French journalist Renaud Girard of Le Figaro was in Racak and was puzzled that reports failed to mention it was a "fortified village with a lot of trenches" - a KLA stronghold. Although he wrote an initial massacre story, he later had doubts: "I felt something was wrong."

Christophe Chatelet of Le Monde was in Racak the day of the Serb attack, and found one dead and four wounded when he left at dusk. The next day the KLA showed bodies from a massacre that hadn´t been there before. "I can´t solve that mystery," he said. (At the time, KLA commander-in-chief Hashim Thaci told the BBC: "We had a key unit in the region and had a fierce fight. Regrettably, we had many casualties, but so did the Serbs.")

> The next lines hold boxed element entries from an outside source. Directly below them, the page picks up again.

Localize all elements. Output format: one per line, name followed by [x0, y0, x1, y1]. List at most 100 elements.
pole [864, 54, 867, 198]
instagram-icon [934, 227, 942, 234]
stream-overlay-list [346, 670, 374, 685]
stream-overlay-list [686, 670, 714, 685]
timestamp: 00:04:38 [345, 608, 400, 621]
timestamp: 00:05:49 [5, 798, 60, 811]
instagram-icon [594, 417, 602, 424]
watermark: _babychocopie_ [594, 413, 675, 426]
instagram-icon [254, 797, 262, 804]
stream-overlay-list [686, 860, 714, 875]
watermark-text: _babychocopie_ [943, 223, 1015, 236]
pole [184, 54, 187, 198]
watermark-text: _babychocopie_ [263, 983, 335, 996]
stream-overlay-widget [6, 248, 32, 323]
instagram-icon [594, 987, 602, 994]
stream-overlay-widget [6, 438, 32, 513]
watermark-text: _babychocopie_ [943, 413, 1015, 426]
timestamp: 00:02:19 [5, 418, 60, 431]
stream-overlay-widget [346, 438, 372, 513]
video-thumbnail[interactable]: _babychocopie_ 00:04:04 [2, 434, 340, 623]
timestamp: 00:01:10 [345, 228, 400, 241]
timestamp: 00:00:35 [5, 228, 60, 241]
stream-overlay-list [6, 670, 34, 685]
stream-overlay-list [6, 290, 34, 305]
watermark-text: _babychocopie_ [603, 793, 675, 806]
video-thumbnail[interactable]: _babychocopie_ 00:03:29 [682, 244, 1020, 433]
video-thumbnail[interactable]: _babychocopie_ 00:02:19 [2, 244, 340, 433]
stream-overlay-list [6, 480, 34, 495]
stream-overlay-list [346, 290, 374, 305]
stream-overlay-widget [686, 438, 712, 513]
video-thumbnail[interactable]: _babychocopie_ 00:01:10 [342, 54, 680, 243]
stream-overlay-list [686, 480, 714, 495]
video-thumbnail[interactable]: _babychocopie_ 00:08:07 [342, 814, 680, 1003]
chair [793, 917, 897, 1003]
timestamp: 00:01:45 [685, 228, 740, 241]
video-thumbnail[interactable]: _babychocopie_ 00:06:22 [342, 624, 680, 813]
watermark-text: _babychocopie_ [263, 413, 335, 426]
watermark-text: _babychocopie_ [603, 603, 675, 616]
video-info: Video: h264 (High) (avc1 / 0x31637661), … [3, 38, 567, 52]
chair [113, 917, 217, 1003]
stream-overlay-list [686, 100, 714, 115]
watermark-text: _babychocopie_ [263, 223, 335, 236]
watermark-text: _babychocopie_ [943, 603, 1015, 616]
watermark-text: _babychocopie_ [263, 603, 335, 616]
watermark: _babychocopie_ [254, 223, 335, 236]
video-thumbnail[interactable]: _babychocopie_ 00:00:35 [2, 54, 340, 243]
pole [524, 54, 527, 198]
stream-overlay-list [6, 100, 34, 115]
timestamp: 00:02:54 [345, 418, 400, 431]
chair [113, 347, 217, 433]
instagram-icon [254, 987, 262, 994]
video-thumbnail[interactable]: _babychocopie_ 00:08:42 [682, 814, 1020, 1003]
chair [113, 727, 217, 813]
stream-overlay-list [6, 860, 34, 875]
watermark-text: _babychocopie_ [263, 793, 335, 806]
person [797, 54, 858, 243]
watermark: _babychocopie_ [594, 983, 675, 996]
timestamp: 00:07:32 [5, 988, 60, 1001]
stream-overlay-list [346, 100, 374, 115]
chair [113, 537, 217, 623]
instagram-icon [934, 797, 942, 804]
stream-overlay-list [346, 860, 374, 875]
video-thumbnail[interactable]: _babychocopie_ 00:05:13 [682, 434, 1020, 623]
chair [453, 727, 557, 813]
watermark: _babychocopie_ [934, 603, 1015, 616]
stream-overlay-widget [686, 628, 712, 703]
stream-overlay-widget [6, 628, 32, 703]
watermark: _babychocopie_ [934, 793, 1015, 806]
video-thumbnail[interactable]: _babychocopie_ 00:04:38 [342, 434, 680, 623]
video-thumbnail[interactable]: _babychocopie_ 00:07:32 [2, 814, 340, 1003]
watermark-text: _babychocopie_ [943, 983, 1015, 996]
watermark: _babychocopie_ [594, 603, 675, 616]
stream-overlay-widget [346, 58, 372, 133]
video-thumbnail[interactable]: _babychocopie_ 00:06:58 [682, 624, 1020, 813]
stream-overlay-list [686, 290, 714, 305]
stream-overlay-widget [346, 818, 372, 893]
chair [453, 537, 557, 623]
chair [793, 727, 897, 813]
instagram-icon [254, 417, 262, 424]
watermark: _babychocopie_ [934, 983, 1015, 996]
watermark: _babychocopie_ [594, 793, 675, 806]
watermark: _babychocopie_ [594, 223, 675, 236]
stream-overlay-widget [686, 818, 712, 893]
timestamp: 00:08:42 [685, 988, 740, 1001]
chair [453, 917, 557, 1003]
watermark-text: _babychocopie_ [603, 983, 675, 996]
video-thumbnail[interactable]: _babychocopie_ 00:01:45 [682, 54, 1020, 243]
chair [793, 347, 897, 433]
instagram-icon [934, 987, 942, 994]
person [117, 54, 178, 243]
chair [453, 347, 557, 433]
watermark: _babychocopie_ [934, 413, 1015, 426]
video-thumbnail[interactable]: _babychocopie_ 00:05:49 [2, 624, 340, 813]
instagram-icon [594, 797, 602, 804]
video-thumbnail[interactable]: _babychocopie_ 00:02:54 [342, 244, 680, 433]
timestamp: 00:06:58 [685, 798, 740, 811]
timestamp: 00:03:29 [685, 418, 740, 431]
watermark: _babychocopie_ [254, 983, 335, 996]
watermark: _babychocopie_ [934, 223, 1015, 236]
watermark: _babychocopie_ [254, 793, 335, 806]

Further investigation shows that two TV journalists for Associated Press and two teams of OSCE observers also saw the fight for Racak from a hill, entered when Serb security forces did and left when they left. The AP crew filmed a deserted village. It was overnight that the KLA returned and gathered their dead from the fighting. Next day, Walker told the world how adults and children had been "executed," some as they tried to flee. CNN reporter Christiane Amanpour, wife of U.S. State Department spokesman James Rubin, showed little skepticism in reporting on the "massacre of civilians."


Read it all.

There is a reason why Milosevic's trial faded from public view and wasn't brought to light until his death:

Milosevic's death probably marks only the second or third time most people have heard anything about the so-called "Second Nuremberg" trial in the four years it has been proceeding. That's because it wasn't going too well - for the prosecution, which Milosevic embarrassed on a daily basis. Journalists were snickering at the prosecution's flimsy evidence and flaccid performance. That’s right: journalists--those people who built their careers in the 1990s as co-belligerents against the Serbs in the Balkan wars.

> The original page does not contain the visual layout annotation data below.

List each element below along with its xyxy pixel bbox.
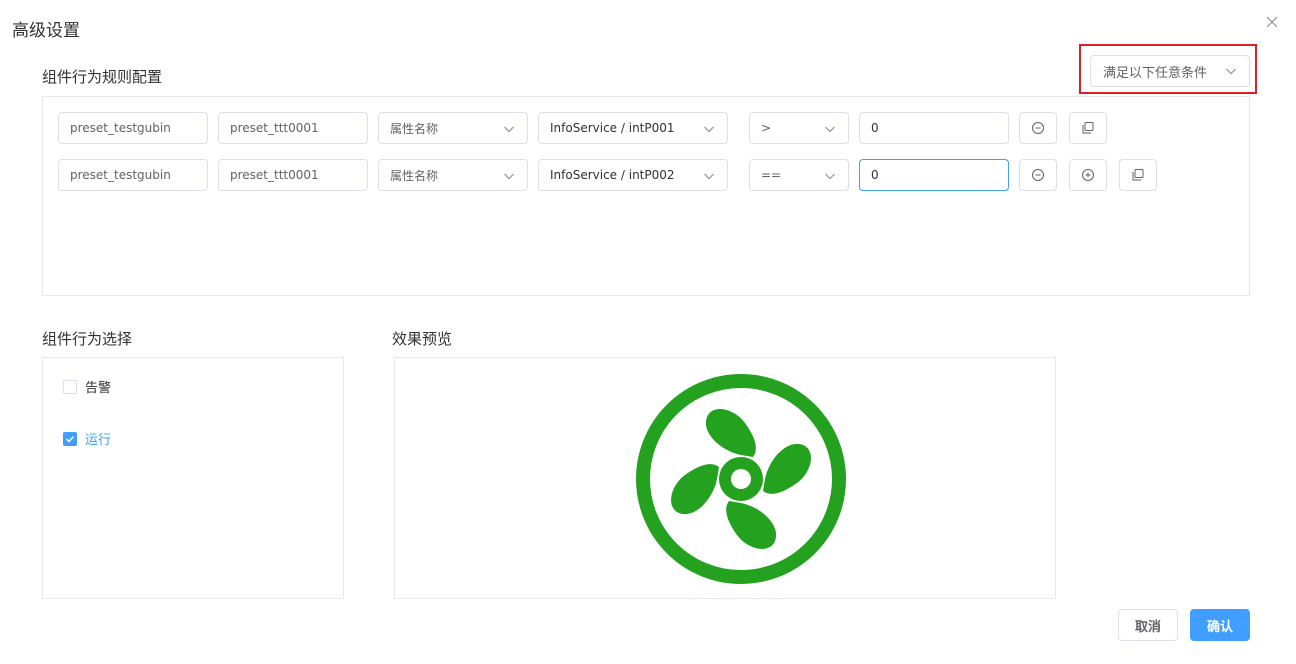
close-button[interactable] <box>1262 12 1282 32</box>
rule-operator-value: == <box>761 168 782 182</box>
match-mode-value: 满足以下任意条件 <box>1103 65 1208 81</box>
rule-operator-value: > <box>761 121 772 135</box>
rules-section-label: 组件行为规则配置 <box>42 68 163 86</box>
close-icon <box>1266 16 1278 28</box>
preview-panel <box>394 357 1056 599</box>
remove-rule-button[interactable] <box>1019 159 1057 191</box>
remove-rule-button[interactable] <box>1019 112 1057 144</box>
rule-point-field[interactable]: preset_ttt0001 <box>218 112 368 144</box>
preview-section-label: 效果预览 <box>392 330 453 348</box>
rule-operator-select[interactable]: > <box>749 112 849 144</box>
rule-device-field[interactable]: preset_testgubin <box>58 159 208 191</box>
rule-attr-value: InfoService / intP002 <box>550 168 675 182</box>
fan-icon <box>636 374 846 584</box>
chevron-down-icon <box>825 126 835 133</box>
rule-value-text: 0 <box>871 121 879 135</box>
chevron-down-icon <box>1226 68 1236 75</box>
rule-attr-select[interactable]: InfoService / intP002 <box>538 159 728 191</box>
rule-operator-select[interactable]: == <box>749 159 849 191</box>
behavior-option-alarm[interactable]: 告警 <box>63 377 111 396</box>
rule-device-value: preset_testgubin <box>70 121 171 135</box>
rule-attr-value: InfoService / intP001 <box>550 121 675 135</box>
confirm-button[interactable]: 确认 <box>1190 609 1250 641</box>
chevron-down-icon <box>504 126 514 133</box>
behavior-option-run[interactable]: 运行 <box>63 429 111 448</box>
behavior-option-label: 告警 <box>85 381 112 396</box>
checkbox[interactable] <box>63 379 77 394</box>
plus-circle-icon <box>1082 169 1094 181</box>
rule-device-field[interactable]: preset_testgubin <box>58 112 208 144</box>
rule-value-text: 0 <box>871 168 879 182</box>
chevron-down-icon <box>825 173 835 180</box>
dialog-title: 高级设置 <box>12 21 80 41</box>
minus-circle-icon <box>1032 122 1044 134</box>
rule-attr-type-select[interactable]: 属性名称 <box>378 112 528 144</box>
rule-attr-type-select[interactable]: 属性名称 <box>378 159 528 191</box>
minus-circle-icon <box>1032 169 1044 181</box>
behavior-panel: 告警 运行 <box>42 357 344 599</box>
rule-device-value: preset_testgubin <box>70 168 171 182</box>
rule-point-value: preset_ttt0001 <box>230 121 319 135</box>
rule-value-input[interactable]: 0 <box>859 112 1009 144</box>
copy-icon <box>1132 169 1144 181</box>
match-mode-select[interactable]: 满足以下任意条件 <box>1090 55 1250 87</box>
behavior-section-label: 组件行为选择 <box>42 330 133 348</box>
copy-rule-button[interactable] <box>1069 112 1107 144</box>
checkmark-icon <box>65 435 75 443</box>
rule-attr-select[interactable]: InfoService / intP001 <box>538 112 728 144</box>
behavior-option-label: 运行 <box>85 433 112 448</box>
add-rule-button[interactable] <box>1069 159 1107 191</box>
checkbox[interactable] <box>63 431 77 446</box>
rule-attr-type-value: 属性名称 <box>390 168 439 183</box>
rule-point-field[interactable]: preset_ttt0001 <box>218 159 368 191</box>
rule-value-input[interactable]: 0 <box>859 159 1009 191</box>
chevron-down-icon <box>504 173 514 180</box>
chevron-down-icon <box>704 126 714 133</box>
copy-rule-button[interactable] <box>1119 159 1157 191</box>
rule-point-value: preset_ttt0001 <box>230 168 319 182</box>
copy-icon <box>1082 122 1094 134</box>
chevron-down-icon <box>704 173 714 180</box>
rule-attr-type-value: 属性名称 <box>390 121 439 136</box>
cancel-button[interactable]: 取消 <box>1118 609 1178 641</box>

Though Milosevic's conviction was a foregone conclusion (we wouldn't want any more rampaging Muslims than there already are in Europe), he was creaming the Court (the Court and the prosecution are essentially one) to such a degree that six months ago prosecutor Geoffrey Nice admitted (transcript) that he was no longer sure what, exactly, the case against the former strongman was. Why four years to try someone who was the undisputed "Butcher of Belgrade"? The answer is that there's been an unintended benefit to the otherwise bad idea of an international court: the historical record was being set straight. 


Read the rest.
In the Muslim world, "Peace" is not the cessation of war, it is the elimination of enemies. In this case, Muslims convinced their enemies to do the job for them. We better wake to the fact were, and continue to be, manipulated by Muslims. Our suvival depends to a fast education and realization that our enemy has had centuries to develop and perfect strategies of deception.